Time to roll the election-day dice

Kevin Kirby

Election day is finally here.

Time for a presidential coin flip.

Better yet, roll some dice to determine your vote.

There are so many high-profile third-party presidential candidates this year that a die roll would be more appropriate.

Assign each candidate a number and let the dice fly.

Allow chance to make your selection. After all, it’s almost impossible to make an informed selection based on what they’ve all said during the campaign, which amounts to just slightly more than nothing.

Scratch that. Making your choice by random chance is too extreme.

Make a choice — an informed choice — when you fill in your bubble sheet tomorrow.

Don’t vote for one party because you always have or your family always has. Lookat the facts in front of you.

If you haven’t learned anything — really learned anything — about the candidates you favor, then cram in a hurry.

You may find that your choices are not what you hoped for. And make sure that you study the candidates more closely in future elections.

You won’t learn much about a political candidate from what he or she says in a campaign.

Obviously, campaigns are designed to do one thing: cull as many votes as possible. So why trust or believe anything said during one?

Looking at the past is a better way of finding out what a candidate is all about. For career politicians, this is easy.

Their actions while in office are very public and will be readily available from major media sources.

Check out a bit of Clinton’s record. What exactly is his position on individual freedom, especially as it relates to the Internet? His administration moved to implement the National Security Agency’s Clipper Chip plan, which would have placed an encoding chip in every piece of telecommunications hardware, from phones to fax modems.

This would secure data transmissions with a common encoding standard but would allow the government to decode and monitor them.

Is that an action by someone who truly supports the Land of the Free?

Dole is the candidate of the corporations. As a senator, he consistently favored legislation which gives special consideration to big business.

This may not look like such a bad thing; any good capitalist would favor giving business an edge.

But Dole has made a career and gained much support by supporting bills to allow corporations more leeway to operate without government regulation.

He was in the vanguard of lawmakers who are dismantling OSHA regulations, which make more work for companies but which protect workers from hazardous working conditions.

Doing so is good for Dole, because supporting such legislation equals big campaign donations from corporate policial action committees (PACs).

And when the bill comes due for such support, who will Dole support — the corporation or the average citizen? Take a look at the ad which ran last week in major newspapers where Silicon Valley executives endorsed the Dole-Kemp ticket to see where Dole’s support really lies.

For candidates running for the first time, background research can be a bit more difficult. But anyone running for office is bound to have some public life; no one with any significant backing will be a total unknown. He or she will have something of note and publicly available in his or her background.

Look at Ross Perot, a very high-profile private citizen.

He has been known to hire private investigators to check on his employees and ensure their moral probity; after all, trouble at home could mean trouble at work. And when some of his EDS executives were taken hostage in Iran in 1979, he hired former special forces Colonel Bull Simons to train a team and get his people out.

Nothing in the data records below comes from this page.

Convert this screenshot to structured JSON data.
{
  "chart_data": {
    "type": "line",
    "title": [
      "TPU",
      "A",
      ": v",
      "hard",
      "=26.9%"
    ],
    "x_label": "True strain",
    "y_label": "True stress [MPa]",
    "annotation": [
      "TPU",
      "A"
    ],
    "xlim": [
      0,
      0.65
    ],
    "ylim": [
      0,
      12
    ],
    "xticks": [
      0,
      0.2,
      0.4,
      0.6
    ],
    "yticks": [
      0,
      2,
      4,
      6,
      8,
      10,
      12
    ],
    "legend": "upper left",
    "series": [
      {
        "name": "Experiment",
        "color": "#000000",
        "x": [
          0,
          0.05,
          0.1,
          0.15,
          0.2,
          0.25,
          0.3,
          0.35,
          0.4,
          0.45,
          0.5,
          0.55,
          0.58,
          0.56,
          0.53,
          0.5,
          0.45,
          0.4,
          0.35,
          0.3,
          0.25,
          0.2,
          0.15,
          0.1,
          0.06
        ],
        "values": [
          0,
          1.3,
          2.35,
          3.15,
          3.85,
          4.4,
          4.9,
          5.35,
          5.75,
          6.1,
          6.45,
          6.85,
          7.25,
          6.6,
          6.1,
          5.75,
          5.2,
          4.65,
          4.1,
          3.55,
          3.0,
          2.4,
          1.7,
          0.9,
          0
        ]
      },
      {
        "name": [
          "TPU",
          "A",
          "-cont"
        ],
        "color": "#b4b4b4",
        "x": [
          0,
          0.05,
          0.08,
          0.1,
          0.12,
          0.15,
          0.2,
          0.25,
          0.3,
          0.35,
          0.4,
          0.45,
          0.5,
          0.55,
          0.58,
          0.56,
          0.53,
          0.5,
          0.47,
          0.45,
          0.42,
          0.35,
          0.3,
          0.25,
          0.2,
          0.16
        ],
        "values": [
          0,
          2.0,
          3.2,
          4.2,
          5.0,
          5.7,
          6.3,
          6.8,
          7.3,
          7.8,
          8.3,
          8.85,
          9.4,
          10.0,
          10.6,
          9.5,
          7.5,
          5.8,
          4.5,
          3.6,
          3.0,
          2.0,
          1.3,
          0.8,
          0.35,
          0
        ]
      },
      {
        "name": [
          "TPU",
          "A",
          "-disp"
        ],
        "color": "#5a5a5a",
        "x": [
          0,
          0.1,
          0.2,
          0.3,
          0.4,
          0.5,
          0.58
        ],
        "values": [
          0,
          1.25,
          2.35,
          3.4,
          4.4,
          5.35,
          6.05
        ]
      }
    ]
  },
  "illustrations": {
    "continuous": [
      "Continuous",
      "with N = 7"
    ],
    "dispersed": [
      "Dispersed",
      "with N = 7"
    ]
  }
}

Does this make Perot a budding J. Edgar Hoover, compiling files on everyone to ensure security for the nation?

And does it make him a dangerous player in foreign policy and covert operations?

It’s a tough call.

So, Clinton definitely favors large, even intrusive government. Dole is firmly entrenched on the side of moneyed interests.

And Perot is a bit paranoid and something of a cowboy.

Make an informed choice tomorrow. Don’t vote on the basis of campaign image or family tradition.

And if you aren’t voting, get yourself registered for the next election.


Kevin Kirby is a senior in journalism and mass communication from Louisville. H has a B.A. in political science from the University of Wyoming.